The full BusyBox shell script reaches P101-FILE-OK.

Cycle Shape

state breakdown label P101 split ITLB/DTLB workload cycles 217,630,965 cpi 2.53
  1. fetch 3.4% 7,465,407
  2. execute 39.5% 86,055,752
  3. mem 12.8% 27,891,331
  4. walker 1.2% 2,670,076
  5. writeback 39.5% 86,031,234
  6. mul/div 3.5% 7,515,449

The CPI improvement is visible here: 2.5660 in P100, 2.5297 in P101.

Hot Functions

hot functions label P101 BusyBox shell symbols samples 62,283 period every 1,024 cycles
  1. printf_core busybox
    5.6% 3,500
  2. memset kernel
    5.1% 3,198
  3. memcpy busybox
    3.7% 2,319
  4. vruntime_eligible kernel
    3.2% 1,984
  5. blake2s_compress_generic kernel
    2.9% 1,802
  6. memcpy kernel
    2.8% 1,726
  7. __fwritex busybox
    2.7% 1,685
  8. unmap_page_range kernel
    1.6% 1,019
  9. handle_exception kernel
    1.6% 1,004
  10. n_tty_write kernel
    1.3% 830
  11. memset busybox
    1.3% 785
  12. avg_vruntime kernel
    1.2% 749
  13. ret_from_exception kernel
    1.1% 701
  14. next_uptodate_folio kernel
    1.1% 680
  15. n_tty_read kernel
    1.1% 661
  16. (remaining) remaining
    55.3% 34,438

The software workload did not change.
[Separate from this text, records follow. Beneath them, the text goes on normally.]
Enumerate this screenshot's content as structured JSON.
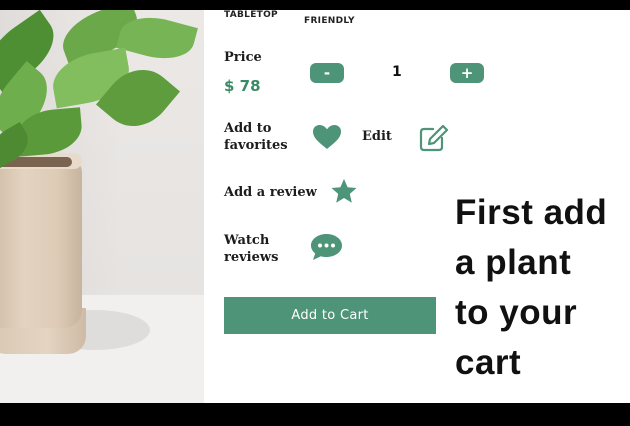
{
  "tags": {
    "tabletop": "TABLETOP",
    "friendly": "FRIENDLY"
  },
  "price": {
    "label": "Price",
    "value": "$ 78"
  },
  "quantity": {
    "decrement_label": "-",
    "value": "1",
    "increment_label": "+"
  },
  "favorites": {
    "label_line1": "Add to",
    "label_line2": "favorites"
  },
  "edit": {
    "label": "Edit"
  },
  "review": {
    "label": "Add a review"
  },
  "watch": {
    "label_line1": "Watch",
    "label_line2": "reviews"
  },
  "cart_button": {
    "label": "Add to Cart"
  },
  "hint": {
    "lines": [
      "First add",
      "a plant",
      "to your",
      "cart"
    ]
  },
  "colors": {
    "accent": "#4e9479",
    "price": "#3a8a66"
  },
  "icons": {
    "favorite": "heart-icon",
    "edit": "edit-icon",
    "review": "star-icon",
    "watch": "chat-bubble-icon"
  }
}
The speedup comes from fewer translation walks underneath the same shell script.

Honest Status

checkstatus
make check-toolsPASS
Verilator buildPASS
BusyBox userspace/initramfs buildPASS
Linux image rebuilt with P101 initramfsPASS
BusyBox shell workload reaches P101-FILE-OKPASS
P101 chart data capturedPASS
Separate ITLB and DTLB storagePASS
Shared walker fills side-specific bankPASS
Shell-window speedup vs P100PASS
Parallel page walkersNOT RUN
Data-side write buffer with forwardingNOT RUN
Nonblocking miss machineryNOT RUN
LibreLane hardeningNOT RUN

Next

P102 should move back to the data side: a write buffer with same-address forwarding and clear fence/AMO ordering, or an MSHR-lite miss tracker if we want to attack blocking loads first.